Running a mile at our club has advantages.... we had our first in club incident a few weeks back.... I fear we had all become just a bit too blase and complacent and forgotten just how dodgy some of the dogs can be. Fortunately just one small hole in one dog and a bit of bruising.... but it did upset several and we have had to go back to ensuring that there is sufficient space around certain dogs and remembering to keep our focus and our discipline all the time. 
Dot is a totally mad banana muffin and I was really pleased with how she worked during the display - before we went into the ring she was amusing people by doing her impersonation of a pogo stick or an extreme yoyo.... but once working she really settled in and didn't bounce at all - miraculous!


----------



## Mazzapoo (Jul 28, 2013)

Wonderful pictures, you must put in a lot of hard work but this is a fab reward. Loving banana muffin Dot the obedience queen!


----------



## Tinman (Apr 23, 2013)

Great pictures, glad you all had a fabulous time - dot looks beautifully groomed in the pictures.
Where were Kiki & Inzi? Are they not dodgy enough??


----------



## Marzi (Sep 17, 2012)

Tinman said:


> Great pictures, glad you all had a fabulous time - dot looks beautifully groomed in the pictures.
> Where were Kiki & Inzi? Are they not dodgy enough??

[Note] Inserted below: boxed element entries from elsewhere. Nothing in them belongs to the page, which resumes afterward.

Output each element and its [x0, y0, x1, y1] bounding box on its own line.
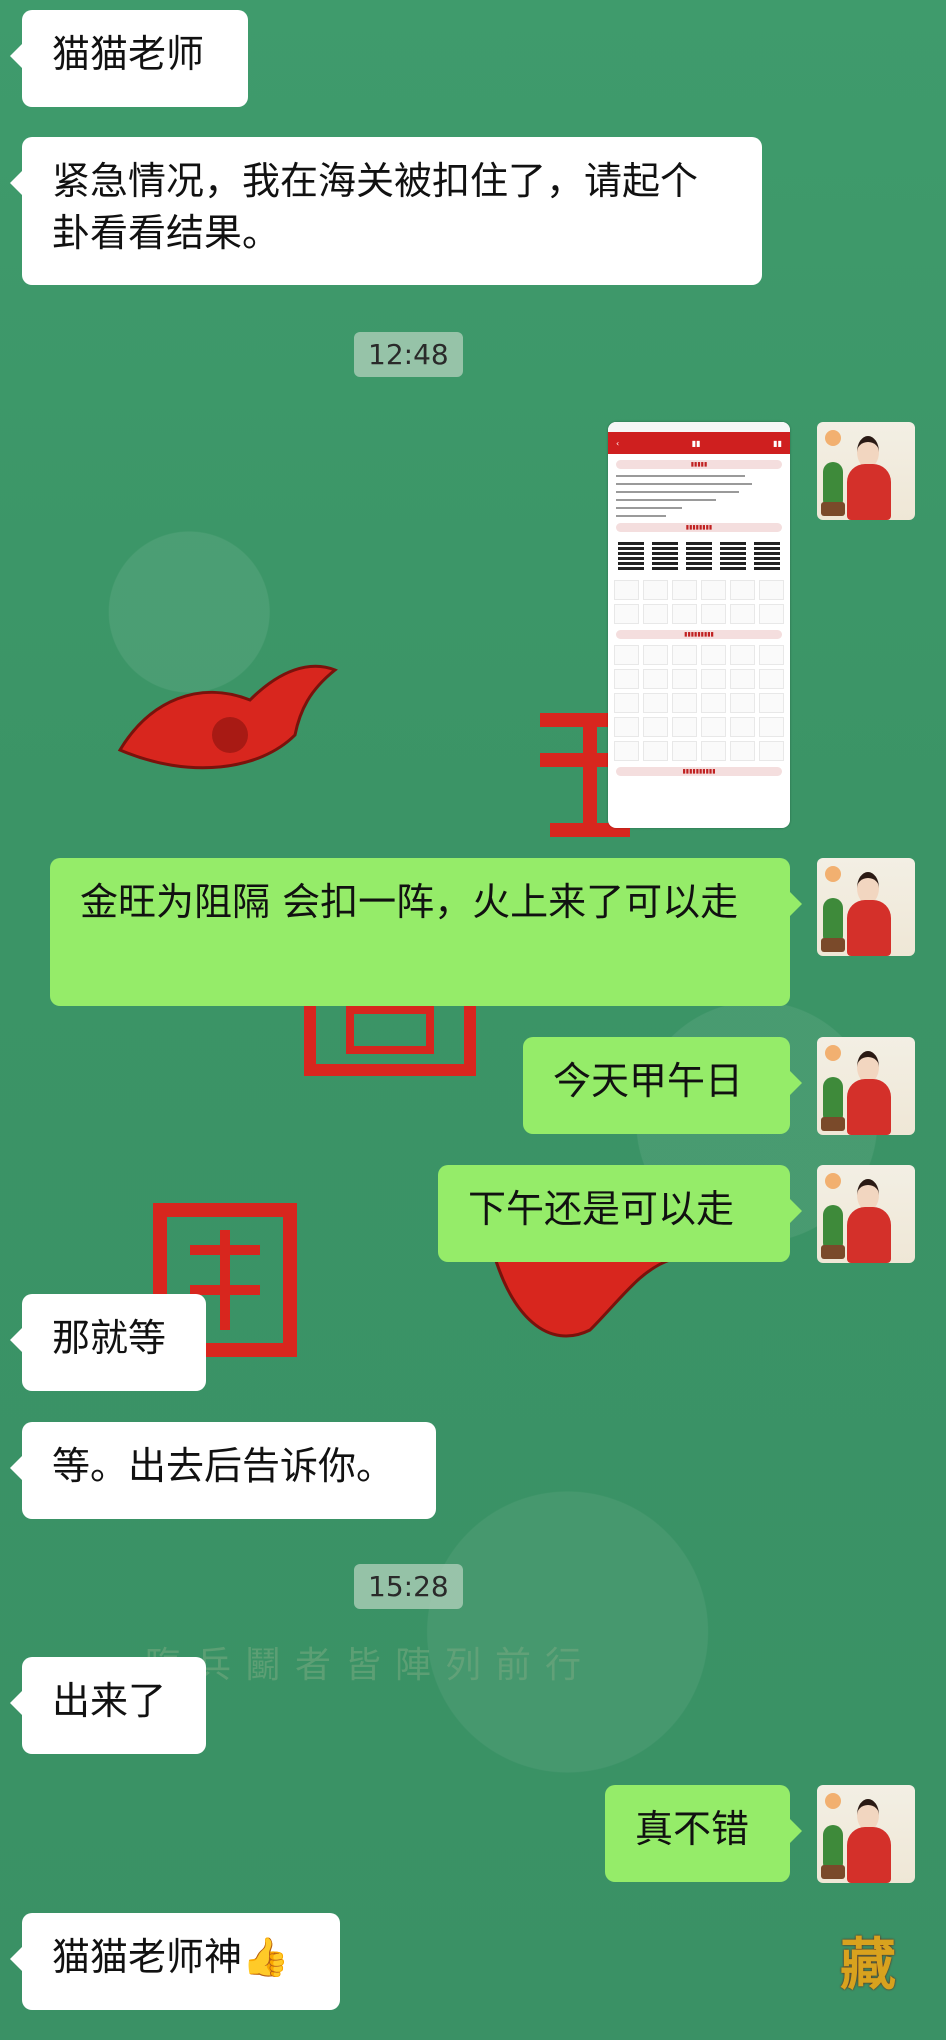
avatar[interactable]	[817, 1037, 915, 1135]
message-bubble-incoming[interactable]: 猫猫老师	[10, 10, 248, 107]
message-text: 猫猫老师神👍	[52, 1935, 290, 1979]
avatar[interactable]	[817, 1165, 915, 1263]
message-text: 金旺为阻隔 会扣一阵，火上来了可以走	[80, 880, 739, 924]
message-bubble-incoming[interactable]: 那就等	[10, 1294, 206, 1391]
message-bubble-outgoing[interactable]: 真不错	[605, 1785, 802, 1882]
message-text: 下午还是可以走	[468, 1187, 735, 1231]
avatar[interactable]	[817, 1785, 915, 1883]
background-corner-text: 藏	[840, 1932, 896, 1998]
background-decoration-bird-icon	[110, 640, 340, 800]
message-text: 今天甲午日	[553, 1059, 744, 1103]
message-bubble-incoming[interactable]: 紧急情况，我在海关被扣住了，请起个卦看看结果。	[10, 137, 762, 285]
message-text: 等。出去后告诉你。	[52, 1444, 395, 1488]
message-bubble-incoming[interactable]: 等。出去后告诉你。	[10, 1422, 436, 1519]
message-text: 那就等	[52, 1316, 167, 1360]
message-bubble-outgoing[interactable]: 今天甲午日	[523, 1037, 802, 1134]
message-text: 出来了	[52, 1679, 167, 1723]
message-bubble-incoming[interactable]: 猫猫老师神👍	[10, 1913, 340, 2010]
message-bubble-outgoing[interactable]: 金旺为阻隔 会扣一阵，火上来了可以走	[50, 858, 802, 1006]
timestamp: 12:48	[354, 332, 463, 377]
avatar[interactable]	[817, 858, 915, 956]
message-bubble-incoming[interactable]: 出来了	[10, 1657, 206, 1754]
timestamp: 15:28	[354, 1564, 463, 1609]
message-text: 真不错	[635, 1807, 750, 1851]
avatar[interactable]	[817, 422, 915, 520]
message-text: 猫猫老师	[52, 32, 205, 76]
message-text: 紧急情况，我在海关被扣住了，请起个卦看看结果。	[52, 159, 699, 255]
message-bubble-outgoing[interactable]: 下午还是可以走	[438, 1165, 802, 1262]
background-watermark-text: 臨兵鬭者皆陣列前行	[145, 1645, 596, 1686]
image-message[interactable]: ‹ ▮▮ ▮▮ ▮▮▮▮▮ ▮▮▮▮▮▮▮▮ ▮▮▮▮▮▮▮▮▮ ▮▮▮▮▮▮▮▮▮…	[608, 422, 790, 828]
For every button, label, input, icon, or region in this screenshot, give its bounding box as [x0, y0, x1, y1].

Dot was fabulously groomed - she was less than impressed - good comb through followed by bath with shampoo AND conditioner  followed by blasting - she is not overly keen on the process, but it does dry their coats very effectively and blows it open right to the roots which makes them look wonderfully bouffy 

Kiki has taken part in displays with Lizzie in the past, but Liz is so busy these days with music and horses that she struggles to commit to dog training as well particularly as Kiki is such a sensitive soul she does not cope with with the grrrrring which does go on and Kiki will not work if she feels remotely threatened... she'd rather be belly up on the sofa 
Inzi has done plenty of displays over the years, she is most definitely not dodgy, but she is a bit stiff these days and not bothered about jumping in and out of boxes for the amusement of others!

Yesterday was a wonderful day down here and all three dogs thoroughly enjoyed a sea swim and walk - Kiki even played fetch for a while afterwards to warm up and dry off!
Note Dot still does pathetic splashy swimming - not a natural water dog!!!


----------